In fact, Howard has opened up about the disappointments and regrets he has about his days as a shock-jock. Speaking with Rolling Stone in May, Howard even admitted there was one sit-down with a celebrity earlier in his career that “haunts” him to this day.
That came during his early ’90s interview with Robin Williams. Howard hit Williams (whom he says he genuinely loved) with his standard line of attack. When he went around making amends with folks he abused in the past, Williams wasn’t around to accept Howard’s apology.
Stern he was ‘so angry at the world’ he only knew how to hurt Williams.
In the ’90s, Howard said he operated on the assumption his audience needed fireworks every minute or so to stay entertained and not think about changing radio stations. That’s why he felt the need to club Williams when he really wanted to say how much he admired to comedian’s work.
“Rather than say to Robin Williams, ‘My God, you’re here,’ and celebrate an amazing talent and the beauty of that guy’s career, he walks in and I start in, ‘Hey, you’re f*cking your nanny,'” Stern told Rolling Stone.
For the second time telling the story, Stern mentioned his audience, noting that they’d be cheering him on for taking the gloves off with Williams. “[B]ecause who does that? There’s a lunatic loose from the mental asylum.”
Of course, no one forced Howard to grab the reins and make himself the king of shock-jocks (let alone All Media). Yet he seemed genuinely upset that he put this show on with Williams in the studio. Later, while Stern began reaching out to Williams to say he was sorry, Williams killed himself.
Stern claims Williams meant a great deal to him earlier in his life.
While it’s not surprising Stern (now 65) regrets the way he treated Williams that day, it is revealing when he speaks about how much the actor-comedian meant to him. “I love this guy,” he recalled thinking before the interview.
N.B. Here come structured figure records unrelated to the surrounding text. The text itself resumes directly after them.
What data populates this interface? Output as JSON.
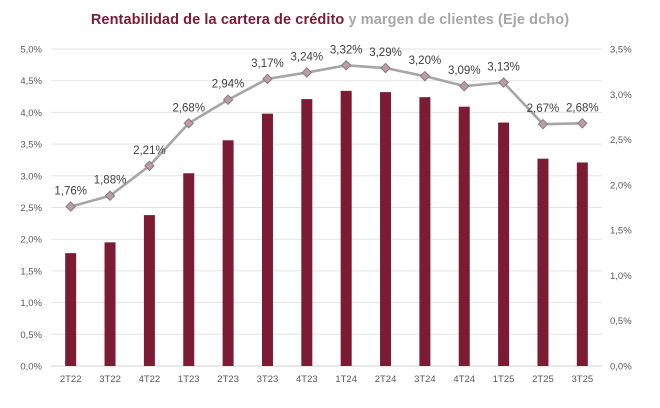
{
  "chart_data": {
    "type": "bar+line",
    "title_part1": "Rentabilidad de la cartera de crédito",
    "title_part2": " y margen de clientes (Eje dcho)",
    "categories": [
      "2T22",
      "3T22",
      "4T22",
      "1T23",
      "2T23",
      "3T23",
      "4T23",
      "1T24",
      "2T24",
      "3T24",
      "4T24",
      "1T25",
      "2T25",
      "3T25"
    ],
    "series": [
      {
        "name": "Rentabilidad de la cartera de crédito",
        "type": "bar",
        "axis": "left",
        "color": "#7b1b34",
        "values": [
          1.78,
          1.95,
          2.38,
          3.04,
          3.56,
          3.98,
          4.21,
          4.34,
          4.32,
          4.24,
          4.09,
          3.84,
          3.27,
          3.21
        ]
      },
      {
        "name": "Margen de clientes",
        "type": "line",
        "axis": "right",
        "color": "#a6a6a6",
        "marker_color": "#c09aa4",
        "values": [
          1.76,
          1.88,
          2.21,
          2.68,
          2.94,
          3.17,
          3.24,
          3.32,
          3.29,
          3.2,
          3.09,
          3.13,
          2.67,
          2.68
        ],
        "labels": [
          "1,76%",
          "1,88%",
          "2,21%",
          "2,68%",
          "2,94%",
          "3,17%",
          "3,24%",
          "3,32%",
          "3,29%",
          "3,20%",
          "3,09%",
          "3,13%",
          "2,67%",
          "2,68%"
        ]
      }
    ],
    "y_left": {
      "range": [
        0,
        5
      ],
      "ticks": [
        0,
        0.5,
        1,
        1.5,
        2,
        2.5,
        3,
        3.5,
        4,
        4.5,
        5
      ],
      "tick_labels": [
        "0,0%",
        "0,5%",
        "1,0%",
        "1,5%",
        "2,0%",
        "2,5%",
        "3,0%",
        "3,5%",
        "4,0%",
        "4,5%",
        "5,0%"
      ]
    },
    "y_right": {
      "range": [
        0,
        3.5
      ],
      "ticks": [
        0,
        0.5,
        1,
        1.5,
        2,
        2.5,
        3,
        3.5
      ],
      "tick_labels": [
        "0,0%",
        "0,5%",
        "1,0%",
        "1,5%",
        "2,0%",
        "2,5%",
        "3,0%",
        "3,5%"
      ]
    },
    "grid": true,
    "legend": "none"
  }
}
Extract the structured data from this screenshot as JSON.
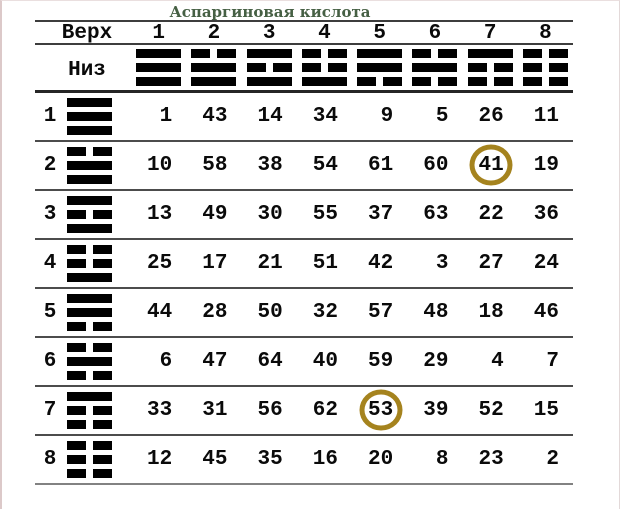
{
  "title": "Аспаргиновая кислота",
  "table": {
    "top_label": "Верх",
    "bottom_label": "Низ",
    "column_numbers": [
      "1",
      "2",
      "3",
      "4",
      "5",
      "6",
      "7",
      "8"
    ],
    "top_trigram_names": [
      "heaven",
      "lake",
      "fire",
      "thunder",
      "wind",
      "water",
      "mountain",
      "earth"
    ],
    "top_trigrams": [
      [
        "solid",
        "solid",
        "solid"
      ],
      [
        "broken",
        "solid",
        "solid"
      ],
      [
        "solid",
        "broken",
        "solid"
      ],
      [
        "broken",
        "broken",
        "solid"
      ],
      [
        "solid",
        "solid",
        "broken"
      ],
      [
        "broken",
        "solid",
        "broken"
      ],
      [
        "solid",
        "broken",
        "broken"
      ],
      [
        "broken",
        "broken",
        "broken"
      ]
    ],
    "rows": [
      {
        "label": "1",
        "trigram_name": "heaven",
        "trigram": [
          "solid",
          "solid",
          "solid"
        ],
        "values": [
          1,
          43,
          14,
          34,
          9,
          5,
          26,
          11
        ]
      },
      {
        "label": "2",
        "trigram_name": "lake",
        "trigram": [
          "broken",
          "solid",
          "solid"
        ],
        "values": [
          10,
          58,
          38,
          54,
          61,
          60,
          41,
          19
        ]
      },
      {
        "label": "3",
        "trigram_name": "fire",
        "trigram": [
          "solid",
          "broken",
          "solid"
        ],
        "values": [
          13,
          49,
          30,
          55,
          37,
          63,
          22,
          36
        ]
      },
      {
        "label": "4",
        "trigram_name": "thunder",
        "trigram": [
          "broken",
          "broken",
          "solid"
        ],
        "values": [
          25,
          17,
          21,
          51,
          42,
          3,
          27,
          24
        ]
      },
      {
        "label": "5",
        "trigram_name": "wind",
        "trigram": [
          "solid",
          "solid",
          "broken"
        ],
        "values": [
          44,
          28,
          50,
          32,
          57,
          48,
          18,
          46
        ]
      },
      {
        "label": "6",
        "trigram_name": "water",
        "trigram": [
          "broken",
          "solid",
          "broken"
        ],
        "values": [
          6,
          47,
          64,
          40,
          59,
          29,
          4,
          7
        ]
      },
      {
        "label": "7",
        "trigram_name": "mountain",
        "trigram": [
          "solid",
          "broken",
          "broken"
        ],
        "values": [
          33,
          31,
          56,
          62,
          53,
          39,
          52,
          15
        ]
      },
      {
        "label": "8",
        "trigram_name": "earth",
        "trigram": [
          "broken",
          "broken",
          "broken"
        ],
        "values": [
          12,
          45,
          35,
          16,
          20,
          8,
          23,
          2
        ]
      }
    ],
    "highlights": [
      {
        "row": 2,
        "col": 7,
        "value": 41
      },
      {
        "row": 7,
        "col": 5,
        "value": 53
      }
    ],
    "highlight_color": "#a5831e"
  }
}
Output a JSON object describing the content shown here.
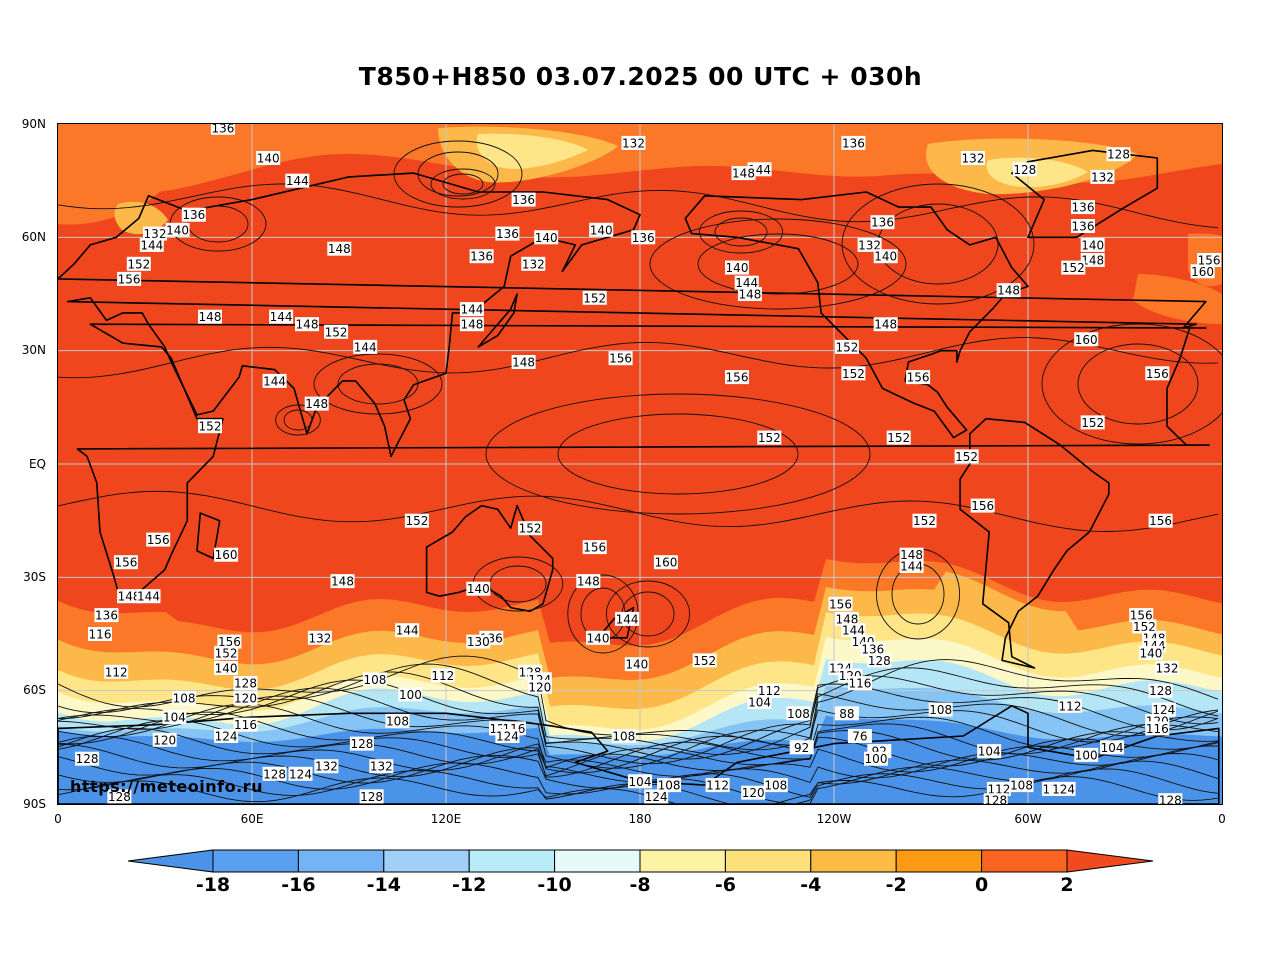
{
  "title": "T850+H850 03.07.2025 00 UTC + 030h",
  "credit": "https://meteoinfo.ru",
  "lat_axis": [
    "90N",
    "60N",
    "30N",
    "EQ",
    "30S",
    "60S",
    "90S"
  ],
  "lon_axis": [
    "0",
    "60E",
    "120E",
    "180",
    "120W",
    "60W",
    "0"
  ],
  "colorbar": {
    "ticks": [
      "-18",
      "-16",
      "-14",
      "-12",
      "-10",
      "-8",
      "-6",
      "-4",
      "-2",
      "0",
      "2"
    ],
    "colors": [
      "#4b93e8",
      "#5ba0f0",
      "#74b4f4",
      "#a0d0f8",
      "#b8ecf8",
      "#e6fafa",
      "#fcf4a4",
      "#fde07a",
      "#fcbc44",
      "#fd9a14",
      "#fb6420",
      "#f04a1e"
    ]
  },
  "map_colors": {
    "warm": "#f0461e",
    "band1": "#fb7828",
    "band2": "#fcb848",
    "band3": "#fde588",
    "band4": "#fcf8c8",
    "cold1": "#b5e6f6",
    "cold2": "#86c4f6",
    "cold3": "#4b93e8"
  },
  "contour_labels": [
    {
      "t": "136",
      "lon": 51,
      "lat": 89
    },
    {
      "t": "140",
      "lon": 65,
      "lat": 81
    },
    {
      "t": "144",
      "lon": 74,
      "lat": 75
    },
    {
      "t": "132",
      "lon": 178,
      "lat": 85
    },
    {
      "t": "136",
      "lon": 246,
      "lat": 85
    },
    {
      "t": "144",
      "lon": 217,
      "lat": 78
    },
    {
      "t": "148",
      "lon": 212,
      "lat": 77
    },
    {
      "t": "132",
      "lon": 283,
      "lat": 81
    },
    {
      "t": "128",
      "lon": 299,
      "lat": 78
    },
    {
      "t": "128",
      "lon": 328,
      "lat": 82
    },
    {
      "t": "132",
      "lon": 323,
      "lat": 76
    },
    {
      "t": "136",
      "lon": 42,
      "lat": 66
    },
    {
      "t": "140",
      "lon": 37,
      "lat": 62
    },
    {
      "t": "132",
      "lon": 30,
      "lat": 61
    },
    {
      "t": "144",
      "lon": 29,
      "lat": 58
    },
    {
      "t": "152",
      "lon": 25,
      "lat": 53
    },
    {
      "t": "156",
      "lon": 22,
      "lat": 49
    },
    {
      "t": "148",
      "lon": 87,
      "lat": 57
    },
    {
      "t": "136",
      "lon": 144,
      "lat": 70
    },
    {
      "t": "136",
      "lon": 139,
      "lat": 61
    },
    {
      "t": "140",
      "lon": 151,
      "lat": 60
    },
    {
      "t": "136",
      "lon": 131,
      "lat": 55
    },
    {
      "t": "132",
      "lon": 147,
      "lat": 53
    },
    {
      "t": "140",
      "lon": 168,
      "lat": 62
    },
    {
      "t": "136",
      "lon": 181,
      "lat": 60
    },
    {
      "t": "140",
      "lon": 210,
      "lat": 52
    },
    {
      "t": "144",
      "lon": 213,
      "lat": 48
    },
    {
      "t": "148",
      "lon": 214,
      "lat": 45
    },
    {
      "t": "152",
      "lon": 166,
      "lat": 44
    },
    {
      "t": "136",
      "lon": 255,
      "lat": 64
    },
    {
      "t": "132",
      "lon": 251,
      "lat": 58
    },
    {
      "t": "140",
      "lon": 256,
      "lat": 55
    },
    {
      "t": "136",
      "lon": 317,
      "lat": 68
    },
    {
      "t": "136",
      "lon": 317,
      "lat": 63
    },
    {
      "t": "140",
      "lon": 320,
      "lat": 58
    },
    {
      "t": "148",
      "lon": 320,
      "lat": 54
    },
    {
      "t": "152",
      "lon": 314,
      "lat": 52
    },
    {
      "t": "160",
      "lon": 354,
      "lat": 51
    },
    {
      "t": "156",
      "lon": 356,
      "lat": 54
    },
    {
      "t": "148",
      "lon": 294,
      "lat": 46
    },
    {
      "t": "148",
      "lon": 47,
      "lat": 39
    },
    {
      "t": "144",
      "lon": 69,
      "lat": 39
    },
    {
      "t": "148",
      "lon": 77,
      "lat": 37
    },
    {
      "t": "152",
      "lon": 86,
      "lat": 35
    },
    {
      "t": "144",
      "lon": 95,
      "lat": 31
    },
    {
      "t": "144",
      "lon": 128,
      "lat": 41
    },
    {
      "t": "148",
      "lon": 128,
      "lat": 37
    },
    {
      "t": "148",
      "lon": 144,
      "lat": 27
    },
    {
      "t": "156",
      "lon": 174,
      "lat": 28
    },
    {
      "t": "156",
      "lon": 210,
      "lat": 23
    },
    {
      "t": "148",
      "lon": 256,
      "lat": 37
    },
    {
      "t": "152",
      "lon": 244,
      "lat": 31
    },
    {
      "t": "152",
      "lon": 246,
      "lat": 24
    },
    {
      "t": "156",
      "lon": 266,
      "lat": 23
    },
    {
      "t": "160",
      "lon": 318,
      "lat": 33
    },
    {
      "t": "156",
      "lon": 340,
      "lat": 24
    },
    {
      "t": "144",
      "lon": 67,
      "lat": 22
    },
    {
      "t": "148",
      "lon": 80,
      "lat": 16
    },
    {
      "t": "152",
      "lon": 47,
      "lat": 10
    },
    {
      "t": "152",
      "lon": 220,
      "lat": 7
    },
    {
      "t": "152",
      "lon": 260,
      "lat": 7
    },
    {
      "t": "152",
      "lon": 281,
      "lat": 2
    },
    {
      "t": "152",
      "lon": 320,
      "lat": 11
    },
    {
      "t": "152",
      "lon": 111,
      "lat": -15
    },
    {
      "t": "152",
      "lon": 146,
      "lat": -17
    },
    {
      "t": "156",
      "lon": 166,
      "lat": -22
    },
    {
      "t": "160",
      "lon": 188,
      "lat": -26
    },
    {
      "t": "152",
      "lon": 268,
      "lat": -15
    },
    {
      "t": "156",
      "lon": 286,
      "lat": -11
    },
    {
      "t": "156",
      "lon": 341,
      "lat": -15
    },
    {
      "t": "148",
      "lon": 264,
      "lat": -24
    },
    {
      "t": "144",
      "lon": 264,
      "lat": -27
    },
    {
      "t": "156",
      "lon": 31,
      "lat": -20
    },
    {
      "t": "156",
      "lon": 21,
      "lat": -26
    },
    {
      "t": "160",
      "lon": 52,
      "lat": -24
    },
    {
      "t": "148",
      "lon": 88,
      "lat": -31
    },
    {
      "t": "148",
      "lon": 164,
      "lat": -31
    },
    {
      "t": "140",
      "lon": 130,
      "lat": -33
    },
    {
      "t": "148",
      "lon": 22,
      "lat": -35
    },
    {
      "t": "144",
      "lon": 28,
      "lat": -35
    },
    {
      "t": "136",
      "lon": 15,
      "lat": -40
    },
    {
      "t": "116",
      "lon": 13,
      "lat": -45
    },
    {
      "t": "144",
      "lon": 108,
      "lat": -44
    },
    {
      "t": "132",
      "lon": 81,
      "lat": -46
    },
    {
      "t": "136",
      "lon": 134,
      "lat": -46
    },
    {
      "t": "130",
      "lon": 130,
      "lat": -47
    },
    {
      "t": "144",
      "lon": 176,
      "lat": -41
    },
    {
      "t": "140",
      "lon": 167,
      "lat": -46
    },
    {
      "t": "140",
      "lon": 179,
      "lat": -53
    },
    {
      "t": "152",
      "lon": 200,
      "lat": -52
    },
    {
      "t": "156",
      "lon": 242,
      "lat": -37
    },
    {
      "t": "148",
      "lon": 244,
      "lat": -41
    },
    {
      "t": "144",
      "lon": 246,
      "lat": -44
    },
    {
      "t": "140",
      "lon": 249,
      "lat": -47
    },
    {
      "t": "136",
      "lon": 252,
      "lat": -49
    },
    {
      "t": "128",
      "lon": 254,
      "lat": -52
    },
    {
      "t": "124",
      "lon": 242,
      "lat": -54
    },
    {
      "t": "120",
      "lon": 245,
      "lat": -56
    },
    {
      "t": "116",
      "lon": 248,
      "lat": -58
    },
    {
      "t": "156",
      "lon": 335,
      "lat": -40
    },
    {
      "t": "152",
      "lon": 336,
      "lat": -43
    },
    {
      "t": "148",
      "lon": 339,
      "lat": -46
    },
    {
      "t": "144",
      "lon": 339,
      "lat": -48
    },
    {
      "t": "140",
      "lon": 338,
      "lat": -50
    },
    {
      "t": "132",
      "lon": 343,
      "lat": -54
    },
    {
      "t": "156",
      "lon": 53,
      "lat": -47
    },
    {
      "t": "152",
      "lon": 52,
      "lat": -50
    },
    {
      "t": "140",
      "lon": 52,
      "lat": -54
    },
    {
      "t": "112",
      "lon": 18,
      "lat": -55
    },
    {
      "t": "128",
      "lon": 58,
      "lat": -58
    },
    {
      "t": "120",
      "lon": 58,
      "lat": -62
    },
    {
      "t": "108",
      "lon": 39,
      "lat": -62
    },
    {
      "t": "104",
      "lon": 36,
      "lat": -67
    },
    {
      "t": "116",
      "lon": 58,
      "lat": -69
    },
    {
      "t": "124",
      "lon": 52,
      "lat": -72
    },
    {
      "t": "120",
      "lon": 33,
      "lat": -73
    },
    {
      "t": "108",
      "lon": 98,
      "lat": -57
    },
    {
      "t": "100",
      "lon": 109,
      "lat": -61
    },
    {
      "t": "112",
      "lon": 119,
      "lat": -56
    },
    {
      "t": "108",
      "lon": 105,
      "lat": -68
    },
    {
      "t": "128",
      "lon": 146,
      "lat": -55
    },
    {
      "t": "124",
      "lon": 149,
      "lat": -57
    },
    {
      "t": "120",
      "lon": 149,
      "lat": -59
    },
    {
      "t": "120",
      "lon": 137,
      "lat": -70
    },
    {
      "t": "116",
      "lon": 141,
      "lat": -70
    },
    {
      "t": "124",
      "lon": 139,
      "lat": -72
    },
    {
      "t": "108",
      "lon": 175,
      "lat": -72
    },
    {
      "t": "112",
      "lon": 220,
      "lat": -60
    },
    {
      "t": "104",
      "lon": 217,
      "lat": -63
    },
    {
      "t": "108",
      "lon": 229,
      "lat": -66
    },
    {
      "t": "88",
      "lon": 244,
      "lat": -66
    },
    {
      "t": "76",
      "lon": 248,
      "lat": -72
    },
    {
      "t": "92",
      "lon": 230,
      "lat": -75
    },
    {
      "t": "92",
      "lon": 254,
      "lat": -76
    },
    {
      "t": "100",
      "lon": 253,
      "lat": -78
    },
    {
      "t": "108",
      "lon": 273,
      "lat": -65
    },
    {
      "t": "104",
      "lon": 288,
      "lat": -76
    },
    {
      "t": "112",
      "lon": 313,
      "lat": -64
    },
    {
      "t": "128",
      "lon": 341,
      "lat": -60
    },
    {
      "t": "124",
      "lon": 342,
      "lat": -65
    },
    {
      "t": "120",
      "lon": 340,
      "lat": -68
    },
    {
      "t": "116",
      "lon": 340,
      "lat": -70
    },
    {
      "t": "104",
      "lon": 326,
      "lat": -75
    },
    {
      "t": "100",
      "lon": 318,
      "lat": -77
    },
    {
      "t": "128",
      "lon": 9,
      "lat": -78
    },
    {
      "t": "128",
      "lon": 67,
      "lat": -82
    },
    {
      "t": "124",
      "lon": 75,
      "lat": -82
    },
    {
      "t": "132",
      "lon": 83,
      "lat": -80
    },
    {
      "t": "132",
      "lon": 100,
      "lat": -80
    },
    {
      "t": "128",
      "lon": 94,
      "lat": -74
    },
    {
      "t": "128",
      "lon": 97,
      "lat": -88
    },
    {
      "t": "128",
      "lon": 19,
      "lat": -88
    },
    {
      "t": "104",
      "lon": 180,
      "lat": -84
    },
    {
      "t": "108",
      "lon": 189,
      "lat": -85
    },
    {
      "t": "124",
      "lon": 185,
      "lat": -88
    },
    {
      "t": "112",
      "lon": 204,
      "lat": -85
    },
    {
      "t": "120",
      "lon": 215,
      "lat": -87
    },
    {
      "t": "108",
      "lon": 222,
      "lat": -85
    },
    {
      "t": "112",
      "lon": 291,
      "lat": -86
    },
    {
      "t": "108",
      "lon": 298,
      "lat": -85
    },
    {
      "t": "112",
      "lon": 308,
      "lat": -86
    },
    {
      "t": "124",
      "lon": 311,
      "lat": -86
    },
    {
      "t": "128",
      "lon": 290,
      "lat": -89
    },
    {
      "t": "128",
      "lon": 344,
      "lat": -89
    }
  ]
}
“It brings me tears to imagine what that moment could have been like,” Howard told Rolling Stone. “I want to tell him what he did for me when I was lonely and couldn’t find a friend. If I saw him in a movie or even Mork & Mindy [1978-82], he just brought some goddamn pleasure into my life.”
Years later, after Williams spoke about his drug problem (late ’99), Howard spent the better part of 15 minutes berating him for the comments. Howard seemed to work himself into a frenzy, and at one point said how much he “hated” Williams and others who talk about their drug use.
Is Howard really a different man now? It’s seems he is, and he says he’s embarrassed at the person he was when picks up a book like Private Parts. With Williams gone, it’ll have to stay a regret in what was a wild career by any standard.